All the time that this went on in his mind, Ray was walking up Broadway, and holding fast to the novel under his arm, which the novel in his brain was eclipsing. His inner eye was fixed on the remembered face of that strange girl, or woman, whom he was fashioning into a fictitious heroine, but his outward vision roved over the women faces it encountered, and his taste made its swift selection among them, and his ambidextrous fancy wove romances around such, as he found pretty or interesting enough to give his heart to. They were mostly the silly or sordid faces that women wear when they are shopping, and they expressed such emotions as are roused by the chase of a certain shade of ribbon, or the hope of getting something rich and fashionable for less than its worth. But youth is not nice, or else its eyes are keener than those of after-life; and Ray found many beautiful and stylish girls where the middle-aged witness would have seen a long procession of average second-rate young women. He admired their New-Yorky dash; he saw their difference in look and carriage from the Midland girls; and he wondered what they would be like, if he knew them. He reflected that he did not know any one in New York; but he expected soon to be acquainted. If he got his novel taken he would very soon be known, and then his acquaintance would be sought. He saw himself launched upon a brilliant social career, and he suddenly had a difficulty presented to him which he had not foreseen a moment before; he had to choose between a brilliant marriage with a rich and well-born girl and fealty to the weird heroine of his story. The unexpected contingency suggested a new ending to his original story. The husband could die and the lovers be about to marry, when they could become aware that the rich girl was in love with the hero. They could renounce each other, and the hero could marry the rich girl; and shortly after the heroine could die. An ending like that could be made very powerful; and it would be popular, too.

Ray found himself in a jam of people who had begun suddenly to gather at the corner he was approaching. They were looking across at something on the other corner, and Ray looked too. Trunks and travelling-bags had overflowed from a store in the basement there, and piled themselves on the sidewalk and up the house wall; and against the background they formed stood two figures. One was a decent-looking young man in a Derby hat, and wearing spectacles, which gave him a sort of scholarly air; he remained passive in the grip of another, probably the shopman, who was quite colorless with excitement, and who clung fast to the shoulder of the first, as if his prisoner were making violent efforts to escape.

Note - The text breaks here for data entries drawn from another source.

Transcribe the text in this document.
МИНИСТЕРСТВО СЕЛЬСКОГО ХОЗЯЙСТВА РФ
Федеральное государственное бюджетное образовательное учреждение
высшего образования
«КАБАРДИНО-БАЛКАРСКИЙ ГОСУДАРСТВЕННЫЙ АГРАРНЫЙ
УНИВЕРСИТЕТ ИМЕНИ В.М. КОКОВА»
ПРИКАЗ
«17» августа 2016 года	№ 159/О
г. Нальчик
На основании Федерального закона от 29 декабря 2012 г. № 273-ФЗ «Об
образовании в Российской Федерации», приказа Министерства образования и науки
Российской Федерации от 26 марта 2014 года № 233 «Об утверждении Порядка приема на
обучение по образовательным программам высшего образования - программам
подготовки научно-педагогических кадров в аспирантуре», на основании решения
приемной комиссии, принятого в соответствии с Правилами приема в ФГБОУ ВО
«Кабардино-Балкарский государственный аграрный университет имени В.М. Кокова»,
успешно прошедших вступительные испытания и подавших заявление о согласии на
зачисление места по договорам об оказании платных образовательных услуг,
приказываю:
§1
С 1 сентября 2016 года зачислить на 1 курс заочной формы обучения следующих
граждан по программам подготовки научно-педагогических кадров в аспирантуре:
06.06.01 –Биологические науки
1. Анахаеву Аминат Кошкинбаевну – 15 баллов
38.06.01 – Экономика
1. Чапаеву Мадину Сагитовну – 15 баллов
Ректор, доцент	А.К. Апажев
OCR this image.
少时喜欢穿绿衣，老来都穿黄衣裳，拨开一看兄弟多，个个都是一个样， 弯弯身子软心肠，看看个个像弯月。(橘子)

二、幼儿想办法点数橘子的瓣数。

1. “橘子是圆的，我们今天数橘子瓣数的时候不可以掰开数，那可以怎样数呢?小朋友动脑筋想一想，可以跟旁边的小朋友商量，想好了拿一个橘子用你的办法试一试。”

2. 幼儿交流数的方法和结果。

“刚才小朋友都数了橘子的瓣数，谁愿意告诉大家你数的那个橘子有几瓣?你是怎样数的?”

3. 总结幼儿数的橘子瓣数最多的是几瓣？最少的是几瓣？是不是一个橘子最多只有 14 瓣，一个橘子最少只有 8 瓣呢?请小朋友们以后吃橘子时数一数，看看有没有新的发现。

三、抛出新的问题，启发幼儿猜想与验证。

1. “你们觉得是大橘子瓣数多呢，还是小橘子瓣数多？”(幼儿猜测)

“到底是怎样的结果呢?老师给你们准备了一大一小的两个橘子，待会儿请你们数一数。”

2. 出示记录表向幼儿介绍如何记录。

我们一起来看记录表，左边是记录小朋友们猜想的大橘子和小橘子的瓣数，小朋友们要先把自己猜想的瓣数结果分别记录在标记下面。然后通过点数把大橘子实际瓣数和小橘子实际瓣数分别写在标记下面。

A tall young policeman parted the crowd, and listened a moment to the complaint the shopman made, with many gestures toward his wares. Then he turned to the passive captive, and Ray heard the click of the handcuffs as they snapped on the wrists of this scholarly-looking man; and the policeman took him by the arm and led him away.

The intrusion of such a brutal fact of life into the tragic atmosphere of his revery made the young poet a little sick, but the young journalist avidly seized upon it. The poet would not have dreamed of using such an incident, but the journalist saw how well it would work into the scheme of that first letter he was writing home to the Echo, where he treated of the surface contrasts of life in New York as they present themselves to the stranger. A glad astonishment at the profusion of the material for his letters possessed him; at this rate he should have no trouble in writing them; he could make them an indispensable feature; they would be quoted and copied, and he could get a rise out of Hanks Brothers on the price.

He crossed to the next corner, where the shopman was the centre of a lessening number of spectators, and found him willing to prolong the interest he had created in the public mind. He said the thief had priced a number of bags in the place below, and on coming up had made a grab at one and tried to get off with it; but he was onto him like lightning. He showed Ray which bag it was, and turned it round and upside down as if with a fresh sense of its moral value. He said he should have to take that bag into court, and he set it aside so that he should not forget it.

“I suppose,” said a tall, elderly gentleman, who seemed to have been listening to Ray’s dialogue with the shopman, “you wouldn’t be willing to sell me that bag?” He spoke slowly with a thick, mellow voice, deep in his throat.

“Money wouldn’t buy that bag; no sir,” said the shopman; but he seemed uneasy.

“You know,” urged the soft-voiced stranger, “you could show some other bag in court that was just like it.”

“I couldn’t swear to no other bag,” said the shopman, daunted, and visibly relenting.

“That is true,” said the stranger. “But you could swear that it was exactly like this. Still, I dare say you’re quite right, and it’s better to produce the corpus delicti, if possible.”

He glanced at Ray with a whimsical demand for sympathy; Ray smiled, and they walked off together, leaving the shopman in dubious study of his eventful bag. He was opening it, and scrutinizing the inside.